The exactions of the bureaucracy increased, and the number of officials multiplied. More and more of the flow was diverted from production into the political mechanism… the bureaucracy took such a large cut, at length scarcely anything went through the complete circuit. Meantime, the producers, receiving less and less in exchange for their products, were impoverished an discouraged. Naturally, they tended to produce less, since they would get no fair return; in fact, effort from which there is no net return must automatically cease.  They consumed their own products instead of putting them up for exchange. With that the taxes began to dry up. Taxes must com from surplus. The bureaucrats inevitably came down on the producers, with the object of sequestrating the energy directly at the source, by a planned economy. Farmers were bound to the soil,; craftsmen to their workbenches; tradesmen were ordered to continue in business although the taxes and regulations did not permit them to make a living [see Atlas Shrugged]. No one could change his residence or occupation without permission. The currency was debased. Prices and wages were fixed until there was nothing to sell and no work to be had.

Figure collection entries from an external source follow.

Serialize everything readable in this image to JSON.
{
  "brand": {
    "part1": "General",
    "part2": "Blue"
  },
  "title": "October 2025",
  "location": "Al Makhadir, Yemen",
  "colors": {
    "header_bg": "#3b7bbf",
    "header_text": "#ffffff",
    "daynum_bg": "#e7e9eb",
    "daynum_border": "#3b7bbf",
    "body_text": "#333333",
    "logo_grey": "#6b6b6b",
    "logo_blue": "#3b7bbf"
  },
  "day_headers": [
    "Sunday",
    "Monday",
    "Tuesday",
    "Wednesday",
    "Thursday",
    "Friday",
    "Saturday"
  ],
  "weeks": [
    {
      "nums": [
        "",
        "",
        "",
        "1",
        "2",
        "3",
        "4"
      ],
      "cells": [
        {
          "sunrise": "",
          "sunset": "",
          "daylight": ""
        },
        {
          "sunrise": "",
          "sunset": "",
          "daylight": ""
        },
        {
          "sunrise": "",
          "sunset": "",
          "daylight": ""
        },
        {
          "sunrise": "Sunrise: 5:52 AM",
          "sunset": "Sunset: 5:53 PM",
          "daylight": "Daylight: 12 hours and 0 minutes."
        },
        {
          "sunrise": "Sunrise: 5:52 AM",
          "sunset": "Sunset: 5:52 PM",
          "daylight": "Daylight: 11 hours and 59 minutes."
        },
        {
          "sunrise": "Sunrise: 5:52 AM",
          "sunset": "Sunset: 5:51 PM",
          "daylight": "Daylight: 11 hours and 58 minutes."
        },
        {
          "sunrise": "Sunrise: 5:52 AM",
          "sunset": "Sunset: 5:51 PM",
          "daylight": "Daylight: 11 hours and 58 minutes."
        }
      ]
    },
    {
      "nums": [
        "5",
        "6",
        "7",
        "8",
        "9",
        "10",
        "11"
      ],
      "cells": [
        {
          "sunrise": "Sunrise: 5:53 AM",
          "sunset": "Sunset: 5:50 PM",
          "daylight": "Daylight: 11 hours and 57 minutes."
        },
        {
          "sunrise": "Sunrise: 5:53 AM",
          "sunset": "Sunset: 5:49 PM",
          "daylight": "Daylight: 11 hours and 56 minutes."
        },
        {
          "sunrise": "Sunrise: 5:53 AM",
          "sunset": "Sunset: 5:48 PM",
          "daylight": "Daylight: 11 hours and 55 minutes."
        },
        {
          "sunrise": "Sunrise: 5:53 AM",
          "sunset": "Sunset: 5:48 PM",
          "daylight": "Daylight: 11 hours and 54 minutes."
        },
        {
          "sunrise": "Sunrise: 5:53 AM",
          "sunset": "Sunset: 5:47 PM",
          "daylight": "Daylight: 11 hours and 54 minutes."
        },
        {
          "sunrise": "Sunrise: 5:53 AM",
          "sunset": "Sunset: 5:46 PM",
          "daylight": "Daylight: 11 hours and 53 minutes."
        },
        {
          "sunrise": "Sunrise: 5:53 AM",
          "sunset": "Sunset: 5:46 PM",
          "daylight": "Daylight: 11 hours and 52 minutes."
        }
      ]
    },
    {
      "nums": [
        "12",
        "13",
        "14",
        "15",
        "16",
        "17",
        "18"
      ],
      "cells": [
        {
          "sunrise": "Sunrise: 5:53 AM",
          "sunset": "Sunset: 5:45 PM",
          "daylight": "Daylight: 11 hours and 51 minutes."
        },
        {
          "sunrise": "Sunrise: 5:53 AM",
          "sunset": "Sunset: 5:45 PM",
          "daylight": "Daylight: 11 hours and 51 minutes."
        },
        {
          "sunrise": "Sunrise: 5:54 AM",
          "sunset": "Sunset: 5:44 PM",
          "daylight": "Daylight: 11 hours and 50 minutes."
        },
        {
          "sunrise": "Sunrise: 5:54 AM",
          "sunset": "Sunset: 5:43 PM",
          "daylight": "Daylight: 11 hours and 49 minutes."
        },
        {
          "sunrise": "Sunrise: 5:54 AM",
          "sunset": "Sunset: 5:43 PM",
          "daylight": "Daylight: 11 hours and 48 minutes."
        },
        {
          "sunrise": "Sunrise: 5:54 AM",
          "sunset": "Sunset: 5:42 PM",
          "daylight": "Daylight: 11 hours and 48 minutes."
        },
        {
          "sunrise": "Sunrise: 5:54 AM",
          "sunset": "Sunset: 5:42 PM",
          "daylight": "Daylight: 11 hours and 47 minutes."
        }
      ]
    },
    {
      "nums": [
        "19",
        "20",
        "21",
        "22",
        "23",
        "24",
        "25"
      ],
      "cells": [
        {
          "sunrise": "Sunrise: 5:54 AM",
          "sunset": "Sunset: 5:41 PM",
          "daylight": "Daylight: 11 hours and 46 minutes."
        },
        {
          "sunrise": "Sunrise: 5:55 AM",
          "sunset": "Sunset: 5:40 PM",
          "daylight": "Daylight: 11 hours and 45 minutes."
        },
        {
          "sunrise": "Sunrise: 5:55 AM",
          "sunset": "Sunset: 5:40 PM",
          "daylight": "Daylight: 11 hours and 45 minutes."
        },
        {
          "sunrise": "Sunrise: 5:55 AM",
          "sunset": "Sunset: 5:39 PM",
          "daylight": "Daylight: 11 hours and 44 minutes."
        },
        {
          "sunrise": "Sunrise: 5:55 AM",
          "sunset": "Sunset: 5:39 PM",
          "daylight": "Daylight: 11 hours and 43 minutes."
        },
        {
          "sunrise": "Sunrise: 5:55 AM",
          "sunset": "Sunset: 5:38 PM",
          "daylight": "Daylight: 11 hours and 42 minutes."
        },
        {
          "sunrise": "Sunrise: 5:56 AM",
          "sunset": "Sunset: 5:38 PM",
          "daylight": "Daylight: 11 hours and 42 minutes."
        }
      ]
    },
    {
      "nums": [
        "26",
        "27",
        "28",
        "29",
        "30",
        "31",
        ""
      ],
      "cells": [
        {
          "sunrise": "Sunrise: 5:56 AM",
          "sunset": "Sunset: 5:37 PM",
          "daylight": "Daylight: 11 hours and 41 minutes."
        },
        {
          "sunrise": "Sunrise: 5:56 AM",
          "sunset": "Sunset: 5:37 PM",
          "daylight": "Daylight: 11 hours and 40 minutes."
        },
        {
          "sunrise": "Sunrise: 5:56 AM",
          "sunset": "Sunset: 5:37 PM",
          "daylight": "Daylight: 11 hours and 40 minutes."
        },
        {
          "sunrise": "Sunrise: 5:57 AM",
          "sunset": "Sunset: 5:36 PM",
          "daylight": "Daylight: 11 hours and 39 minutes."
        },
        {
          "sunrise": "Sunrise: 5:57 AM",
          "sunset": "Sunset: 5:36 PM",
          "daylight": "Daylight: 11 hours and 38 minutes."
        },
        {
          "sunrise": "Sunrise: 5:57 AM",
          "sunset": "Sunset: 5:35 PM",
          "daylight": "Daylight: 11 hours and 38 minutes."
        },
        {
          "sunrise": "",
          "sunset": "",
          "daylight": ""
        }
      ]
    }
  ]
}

Those silly, silly Romans. How could they not see that would never work! No wonder the Romans were left on the rubbish heap of history. Now US, we would never go down THAT road, would we?

Oh, wait.

A letter to the Chinese Premier, from a free-market-loving U.S. businessman’s blog:

An increasing number of citizens in this country have had enough of the BS and, having been ignored when EESA/TARP was debated (by over 100:1 we told Congress not to bail out those bastards who ripped both us and you off) are intentionally reducing their output.  This of course reduces the tax base against which our government can extract money to pay you with.  Further, our government has over the space of more than 30 years embarked on programs that allow any US Citizen to effectively live for free, paying nothing.  There’s not a thing you can do about this, and we both can and are de-funding our government’s ability to tax.  Have a look at tax receipts – the government is running a near-$2 trillion deficit for this reason above all others.  Attempts to raise taxes on the remaining productive citizens simply cause more of them to decide to join those who erect their middle finger toward Washington DC, choosing Food Stamps and Medicaid over hard work.  There’s a phrase for this: “Going Galt.”  I recommend you read Ayn Rand’s “Atlas Shrugged” – I’m sure there’s a Chinese translation somewhere.